A woman sits at a desk looking at a laptop screen next to another woman in a flowered shirt.

"The USGS becoming a part of the NARA program allows us to more fully meet our Federal trust responsibility with Tribal and First Nation partners, meet our overall mission, and connect members of one of the most underserved populations in our country to USGS science and methods,” said Jason Sorenson, a hydrologist at the New England Water Science Center and the Tribal Liaison for USGS’ Northeast Region. “USGS needs guidance and support to meet this administration's mandate to incorporate Indigenous Knowledge (IK) into our science. Working with Tribal citizens like Electa, we have gained insight into how to go about this process in a collaborative and mutually beneficial way.”

The USGS mentors for the project at New England and New York Water Science Centers focused on teaching a Native student our agency’s techniques and methods for operating and maintaining water data networks. This project specifically provided on-the-job training to operate and maintain long-term USGS data-collection stations, including groundwater-monitoring wells, streamgages, tide-elevation gages and water-quality stations.

Hare-RedCorn is a member of the Pawnee Nation of Oklahoma and a descendant of the Ihanktonwan Dakota tribal communities.

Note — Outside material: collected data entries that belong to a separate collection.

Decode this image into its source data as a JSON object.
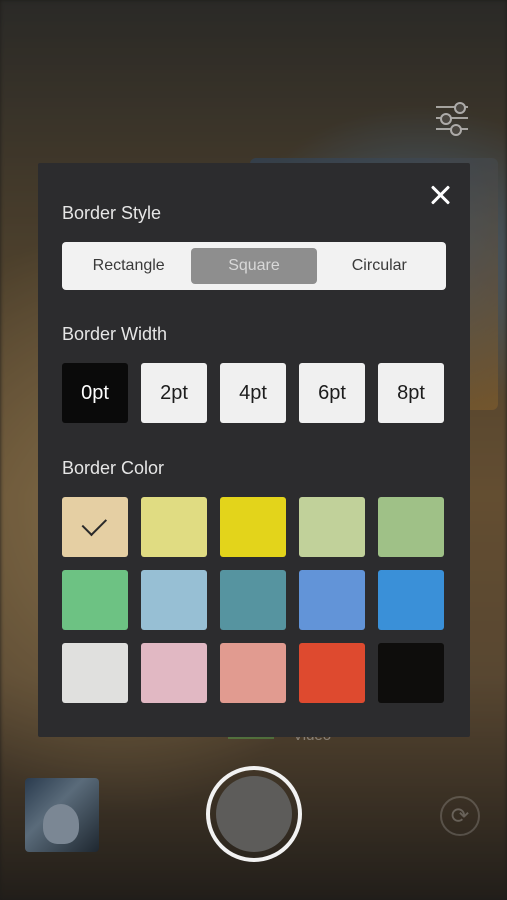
{
  "modal": {
    "border_style": {
      "title": "Border Style",
      "options": [
        "Rectangle",
        "Square",
        "Circular"
      ],
      "selected": "Square"
    },
    "border_width": {
      "title": "Border Width",
      "options": [
        "0pt",
        "2pt",
        "4pt",
        "6pt",
        "8pt"
      ],
      "selected": "0pt"
    },
    "border_color": {
      "title": "Border Color",
      "selected_index": 0,
      "colors": [
        "#e5cfa3",
        "#e0dc82",
        "#e3d41b",
        "#c1d19a",
        "#9fc187",
        "#6dc283",
        "#97bfd4",
        "#5694a0",
        "#6294d8",
        "#3a90d8",
        "#e0e0de",
        "#e1b8c3",
        "#e19b90",
        "#de4a2f",
        "#0e0d0c"
      ]
    }
  },
  "camera": {
    "mode_label": "Video"
  },
  "icons": {
    "close": "close-icon",
    "filters": "sliders-icon",
    "switch_camera": "camera-switch-icon",
    "check": "checkmark-icon"
  }
}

She works for Oklahoma Tribal Engagement Partners and is a University of Arkansas graduate student in public policy, concentrating on strengthening the capacity for Tribes to write policy based on their culture and perspectives of the natural world.

“What I hope to bring to this project is the understanding that Indigenous data should be cared for ethically and responsibly,” said Hare-RedCorn. “There are other people like me, other graduate students out there in ecology, who have developed principals of research when working with Indigenous communities—it’s a model that definitely applies to the vision of this project.”

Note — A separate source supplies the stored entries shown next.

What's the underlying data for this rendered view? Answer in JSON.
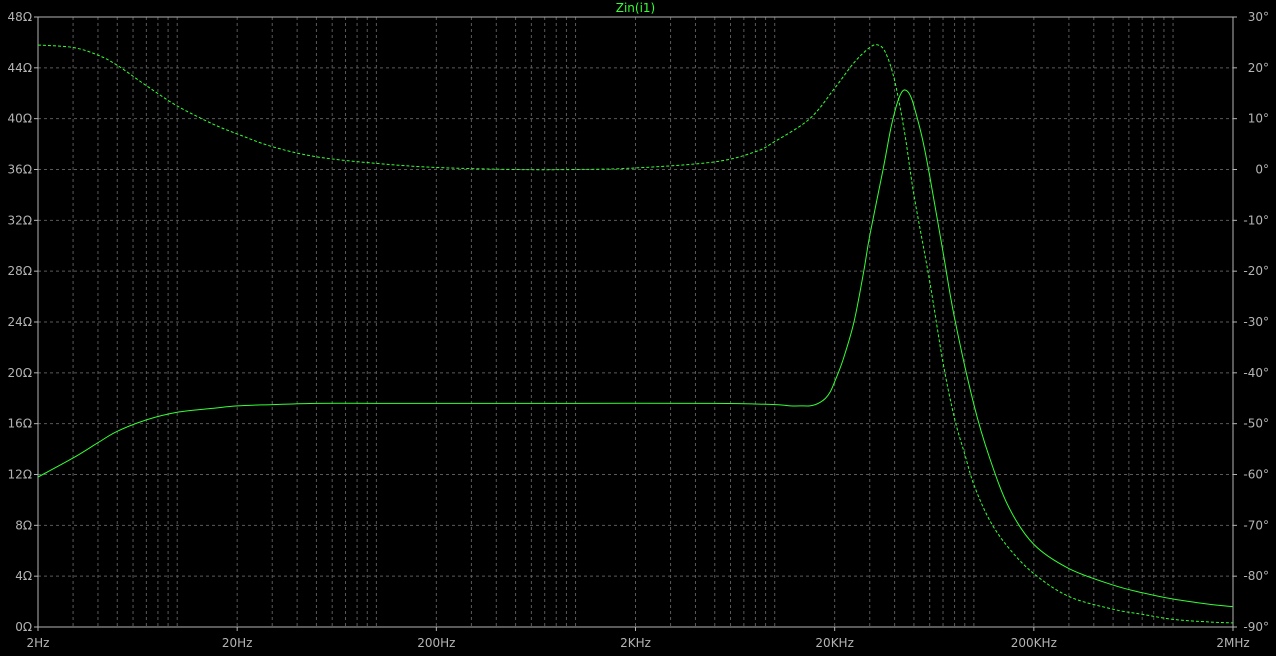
{
  "chart_data": {
    "type": "line",
    "title": "Zin(i1)",
    "x_scale": "log",
    "xlim": [
      2,
      2000000
    ],
    "ylim_left": [
      0,
      48
    ],
    "ylim_right": [
      -90,
      30
    ],
    "grid": true,
    "x_tick_labels": [
      {
        "value": 2,
        "label": "2Hz"
      },
      {
        "value": 20,
        "label": "20Hz"
      },
      {
        "value": 200,
        "label": "200Hz"
      },
      {
        "value": 2000,
        "label": "2KHz"
      },
      {
        "value": 20000,
        "label": "20KHz"
      },
      {
        "value": 200000,
        "label": "200KHz"
      },
      {
        "value": 2000000,
        "label": "2MHz"
      }
    ],
    "y_left_tick_labels": [
      {
        "value": 48,
        "label": "48Ω"
      },
      {
        "value": 44,
        "label": "44Ω"
      },
      {
        "value": 40,
        "label": "40Ω"
      },
      {
        "value": 36,
        "label": "36Ω"
      },
      {
        "value": 32,
        "label": "32Ω"
      },
      {
        "value": 28,
        "label": "28Ω"
      },
      {
        "value": 24,
        "label": "24Ω"
      },
      {
        "value": 20,
        "label": "20Ω"
      },
      {
        "value": 16,
        "label": "16Ω"
      },
      {
        "value": 12,
        "label": "12Ω"
      },
      {
        "value": 8,
        "label": "8Ω"
      },
      {
        "value": 4,
        "label": "4Ω"
      },
      {
        "value": 0,
        "label": "0Ω"
      }
    ],
    "y_right_tick_labels": [
      {
        "value": 30,
        "label": "30°"
      },
      {
        "value": 20,
        "label": "20°"
      },
      {
        "value": 10,
        "label": "10°"
      },
      {
        "value": 0,
        "label": "0°"
      },
      {
        "value": -10,
        "label": "-10°"
      },
      {
        "value": -20,
        "label": "-20°"
      },
      {
        "value": -30,
        "label": "-30°"
      },
      {
        "value": -40,
        "label": "-40°"
      },
      {
        "value": -50,
        "label": "-50°"
      },
      {
        "value": -60,
        "label": "-60°"
      },
      {
        "value": -70,
        "label": "-70°"
      },
      {
        "value": -80,
        "label": "-80°"
      },
      {
        "value": -90,
        "label": "-90°"
      }
    ],
    "series": [
      {
        "axis": "left",
        "style": "solid",
        "color": "#33ff33",
        "x": [
          2,
          3,
          4,
          5,
          7,
          10,
          15,
          20,
          30,
          50,
          100,
          200,
          1000,
          5000,
          10000,
          12000,
          14000,
          15000,
          16000,
          17000,
          18000,
          19000,
          20000,
          22000,
          25000,
          28000,
          30000,
          35000,
          38000,
          40000,
          42000,
          44000,
          46000,
          48000,
          50000,
          55000,
          60000,
          70000,
          80000,
          100000,
          120000,
          150000,
          200000,
          300000,
          500000,
          700000,
          1000000,
          1500000,
          2000000
        ],
        "y": [
          11.8,
          13.3,
          14.5,
          15.4,
          16.3,
          16.9,
          17.2,
          17.4,
          17.5,
          17.6,
          17.6,
          17.6,
          17.6,
          17.6,
          17.5,
          17.4,
          17.4,
          17.4,
          17.5,
          17.7,
          18.0,
          18.5,
          19.3,
          21.0,
          24.0,
          28.0,
          30.8,
          36.0,
          39.0,
          40.5,
          41.6,
          42.2,
          42.2,
          41.8,
          41.0,
          38.5,
          35.5,
          29.5,
          24.3,
          17.5,
          13.3,
          9.4,
          6.5,
          4.6,
          3.3,
          2.7,
          2.2,
          1.8,
          1.6
        ]
      },
      {
        "axis": "right",
        "style": "dashed",
        "color": "#33ff33",
        "x": [
          2,
          3,
          4,
          5,
          7,
          10,
          15,
          20,
          30,
          50,
          100,
          200,
          500,
          1000,
          2000,
          5000,
          8000,
          10000,
          15000,
          20000,
          25000,
          30000,
          33000,
          36000,
          40000,
          45000,
          50000,
          60000,
          70000,
          80000,
          90000,
          100000,
          120000,
          150000,
          200000,
          300000,
          500000,
          700000,
          1000000,
          1500000,
          2000000
        ],
        "y": [
          24.5,
          24,
          22.5,
          20.5,
          16.5,
          12.5,
          9,
          7,
          4.5,
          2.5,
          1.2,
          0.4,
          0,
          0,
          0.3,
          1.5,
          3.5,
          5.5,
          10,
          16,
          21,
          24,
          24.5,
          23,
          17.5,
          7,
          -5,
          -22,
          -38,
          -49,
          -56,
          -62,
          -69,
          -74.5,
          -79.5,
          -84,
          -86.5,
          -87.5,
          -88.5,
          -89,
          -89.2
        ]
      }
    ]
  }
}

The assistantship included drafting a USGS general information product (GIP), which lays out a vision for a Tribally-owned-and-operated data network. The GIP was co-written by Sorenson and Rob Breault, the Director of the New York Water Science Center.

“We saw from the same viewpoint,” Hare-RedCorn said of Breault and Sorenson. “We wanted to make sure that the research project we put together and the story we tell is about our status as Sovereign Nations and the scientific practices that we have been doing for centuries, but in a way that melds it with the potential partnerships.”

Hare-RedCorn started out the internship in New England in late June. In Massachusetts, she learned about water-quality sensor buoy maintenance in the Merrimack River Estuary and toured the S.O. Conte Research Laboratory, a part of the USGS Eastern Ecological Science Center.  Hare-RedCorn also conducted level surveys and attended a cooperative meeting in Rhode Island. Then, she ventured to New York in July and visited the Onondaga Nation when USGS staff obtained measurements from a real-time streamgage on Onondaga Creek.

Teaching Tribal partners how to collect and manage their own water data is important, and Hare-RedCorn said she has seen students of Indigenous backgrounds study water science and bring that knowledge back to their communities.  Likewise, Hare-RedCorn intends to take what she learns from USGS back to her university as well as Tribal colleges that are starting their own natural resources and agricultural programs.

“Water is precious to us; it is not just a resource to use, it’s a relative,” said Hare-RedCorn. “We want to get to know our water better, and this is one way we can appreciate it by understanding it more. We need [Indigenous] people to have the technical training, and we need the educated and informed policy people to make sure it happens and fully embrace what this partnership could mean.”